A long way from 'Thought for the Day'!

Imperialism had not yet become a dirty word, and the people of Harpenden unabashedly celebrate Empire Day:

"At the County Council Schools, Colonel Durnford, the Chairman of the Managers, gave the young people an address on "The growth of Empire", and later, when all were assembled in the playground, an address on "The Flag" was given by the same gentleman. Patriotic songs were heartily sung, and the children afterwards dispersed to spend the rest of their holiday away from school."(July 1906)

There is a sterling defence of denominational education in the September 1906 issue, which is very interesting (and perhaps, to us today, surprising) in its choice of arguments:

"The aim, therefore, of Churchmen should be to make clear their ideal of Christian Education. Just as in secular matters, the aim of schooling was to teach a child to think clearly and broadly, to express itself fully and clearly, and to train its character as a citizen, so the aim of religious education was to make the child think fearlessly and broadly on religious subjects, to teach it a dignified and adequate expression (in prayer and worship) of its religious life, and to train it to be a loyal member of Christ's kingdom on earth. Education of thought was secured not merely by learning facts: the child is encouraged to ask questions, to learn to get to the bottom of things, and in the variety of lessons the mind is expanded to wider interest. In the same way, in religious things the child learns to meet intellectual difficulties in after life. A full teaching of an unmutilated creed, and the laying before the child of a broad survey of Christian faith as mapped out in the Church year was not possible with undenominational education. Education in religious expression was taught by familiarizing with the Services of the Church and storing the memory with hymns and Psalms which would, in after years, become hallowed by association."

How interesting that denominational education is here defended as leading towards freedom and indpendence of mind, rather than away from it! But how insightful, too!

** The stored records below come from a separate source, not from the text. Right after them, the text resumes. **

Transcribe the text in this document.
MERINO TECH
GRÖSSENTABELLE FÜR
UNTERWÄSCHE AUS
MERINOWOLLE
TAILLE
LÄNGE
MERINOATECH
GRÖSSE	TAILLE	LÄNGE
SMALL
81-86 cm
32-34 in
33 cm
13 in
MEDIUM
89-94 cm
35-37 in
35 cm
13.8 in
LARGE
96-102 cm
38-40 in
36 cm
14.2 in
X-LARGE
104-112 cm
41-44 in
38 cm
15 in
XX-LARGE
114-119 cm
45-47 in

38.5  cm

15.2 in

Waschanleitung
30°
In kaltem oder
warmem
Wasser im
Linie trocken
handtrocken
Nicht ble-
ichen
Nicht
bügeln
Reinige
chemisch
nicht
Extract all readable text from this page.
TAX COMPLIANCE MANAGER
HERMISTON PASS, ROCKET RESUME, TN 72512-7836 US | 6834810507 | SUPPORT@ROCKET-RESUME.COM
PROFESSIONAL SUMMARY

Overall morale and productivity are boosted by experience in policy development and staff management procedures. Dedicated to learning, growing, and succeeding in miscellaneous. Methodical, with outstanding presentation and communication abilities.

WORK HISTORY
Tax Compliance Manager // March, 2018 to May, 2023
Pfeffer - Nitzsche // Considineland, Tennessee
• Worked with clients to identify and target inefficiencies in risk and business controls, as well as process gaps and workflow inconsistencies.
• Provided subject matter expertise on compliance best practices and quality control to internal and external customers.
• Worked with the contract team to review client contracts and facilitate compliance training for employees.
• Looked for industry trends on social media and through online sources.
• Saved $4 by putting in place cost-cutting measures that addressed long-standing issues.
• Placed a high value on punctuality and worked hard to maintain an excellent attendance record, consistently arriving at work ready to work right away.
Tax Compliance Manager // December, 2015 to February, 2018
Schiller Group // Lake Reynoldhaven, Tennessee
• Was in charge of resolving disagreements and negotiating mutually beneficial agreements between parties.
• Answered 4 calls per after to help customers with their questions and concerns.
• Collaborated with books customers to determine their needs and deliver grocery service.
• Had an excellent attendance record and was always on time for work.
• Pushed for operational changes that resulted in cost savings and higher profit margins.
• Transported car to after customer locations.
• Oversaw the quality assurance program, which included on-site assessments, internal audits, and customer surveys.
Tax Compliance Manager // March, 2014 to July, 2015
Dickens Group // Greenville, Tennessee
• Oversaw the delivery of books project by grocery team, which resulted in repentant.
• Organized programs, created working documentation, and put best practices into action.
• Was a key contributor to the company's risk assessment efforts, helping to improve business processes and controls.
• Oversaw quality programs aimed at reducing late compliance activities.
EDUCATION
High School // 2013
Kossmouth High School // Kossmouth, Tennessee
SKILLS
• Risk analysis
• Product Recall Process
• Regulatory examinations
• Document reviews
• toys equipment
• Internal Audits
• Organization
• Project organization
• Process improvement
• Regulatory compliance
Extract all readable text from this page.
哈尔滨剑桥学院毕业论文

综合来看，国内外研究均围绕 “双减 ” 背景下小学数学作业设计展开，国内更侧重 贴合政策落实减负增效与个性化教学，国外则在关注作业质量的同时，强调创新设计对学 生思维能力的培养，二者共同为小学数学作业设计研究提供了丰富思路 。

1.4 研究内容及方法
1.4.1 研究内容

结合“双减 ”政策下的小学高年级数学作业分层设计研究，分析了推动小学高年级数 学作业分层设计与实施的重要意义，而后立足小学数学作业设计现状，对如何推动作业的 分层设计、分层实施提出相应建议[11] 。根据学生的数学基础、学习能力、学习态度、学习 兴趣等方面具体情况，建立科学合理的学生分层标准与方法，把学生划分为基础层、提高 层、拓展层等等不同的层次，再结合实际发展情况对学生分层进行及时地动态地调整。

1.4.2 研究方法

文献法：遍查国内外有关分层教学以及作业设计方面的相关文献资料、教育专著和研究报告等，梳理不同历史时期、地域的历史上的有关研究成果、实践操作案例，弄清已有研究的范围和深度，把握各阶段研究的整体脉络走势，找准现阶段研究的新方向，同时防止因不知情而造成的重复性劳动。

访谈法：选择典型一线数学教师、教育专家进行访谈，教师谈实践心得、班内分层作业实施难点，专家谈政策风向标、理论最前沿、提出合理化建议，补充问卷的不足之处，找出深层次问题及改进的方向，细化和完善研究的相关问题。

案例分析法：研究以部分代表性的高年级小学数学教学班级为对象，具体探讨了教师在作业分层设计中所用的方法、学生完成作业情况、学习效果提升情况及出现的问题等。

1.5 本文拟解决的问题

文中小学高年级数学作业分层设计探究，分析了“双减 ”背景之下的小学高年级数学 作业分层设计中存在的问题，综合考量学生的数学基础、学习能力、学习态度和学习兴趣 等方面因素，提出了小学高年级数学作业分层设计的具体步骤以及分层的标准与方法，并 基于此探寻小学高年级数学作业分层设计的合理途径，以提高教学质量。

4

I could quote and quote and quote; and, indeed, I have every intention of blogging more selections from these magazines. But I think it is inevitable that I should finish on a grimmer note; I think that anybody, turning the pages of this magazine, would turn to the War numbers with a morbid compulsion, curious to see how the shadow of World War fell upon the quiet life of Harpenden.

It is sobering indeed to read how the very real virtues of these people-- their sense of duty, patriotism and nobility-- impelled them, along with their countrymen, to rush to the support of the flag in this most questionable of causes. In the February 1915 issue, Reverend Kean M. Pitt writes:

"I am glad that the list of those who have joined the Army from Harpenden still swells. Though at present the crucial question "Why did you not join?" may possibly be evaded or ignored, it must surely be realised that it is no light matter thus to be interrogated; nor is it a question that will die out with the coming of peace. As long as the young man lives the question will present itself directly and indirectly, it will ever be sounding in the inner consciousness of the man, "Why did you not join?" Good for that man, if he is of suitable age, if he is able to give to himself and his countrymen a real honest and valid reason. If not, I do not envy the life of the man who without real tangible reason, evaded the present call upon his manhood".

Oh Lord, may the good Christian people of Harpenden, every one of the names mentioned in the pages of these magazines, find their way to the eternal banquet!